Entre esas dos preguntas y la infinidad de respuestas que se podrían dar, está lo que el filósofo español Joan-Carles Mèlich valiéndose de la filósofa Judith Butler llama «la experiencia de la pérdida». Ésta nos permea y nos pone entre el drama y la muerte. Nos hace vivir en el luto y en el duelo constantes. Aquí, el otro aparece como el ausente que nos encara.
Las personas que han muerto violentamente en las últimas semanas, sin que lo queramos, y con el sólo hecho de saber de ellas a través de los noticieros, la radio o los periódicos, se implican en nuestras vidas y empezamos a existir abiertos a sus tragedias. Una geografía del dolor se retrata en nuestro yo.
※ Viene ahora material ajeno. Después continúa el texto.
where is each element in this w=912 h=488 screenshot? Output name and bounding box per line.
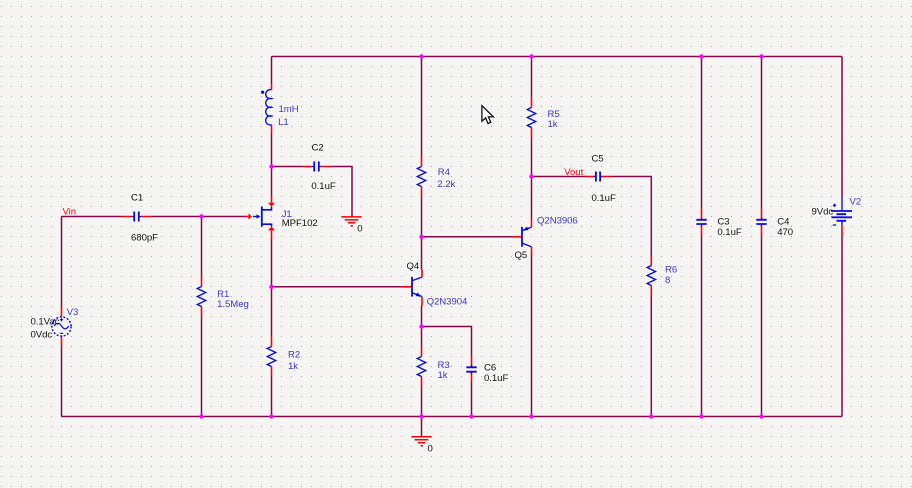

Una noticia me impactó: el asesinato de la niña Jennifer Alexandra Ortega Gil y el ataque salvaje que, días después, le causó la muerte a su abuela Gabina Gaviria. Esta noticia nos lleva a experimentar la violencia que nos ve a los ojos, y la ausencia, el vacío, hacen mella, desgarran. Enunciar el hecho es recordarlo y el horror es imposible de evitar. ¿Cómo vivir con esa violencia que nos acecha?
La pregunta recupera la memoria. Del verdugo no heredamos su culpabilidad sino también su responsabilidad que es la carne y el hueso de la historia compartida de nuestro país.
Si bien la densidad de las pequeñas historias de la violencia nos abruma, es necesario retornar sobre ellas, sin importar que nos volvamos inhabitables por dentro, ya que las palabras serán la máquina que, como en Cien años de soledad José Arcadio Buendía decidió construir para repasar, cada mañana y desde el principio hasta el fin, la totalidad de los acontecimientos de la vida, con el añadido de que podamos tener la posibilidad de encender un ramo de flores blancas por los que ya no están y por los que dejaremos de estar.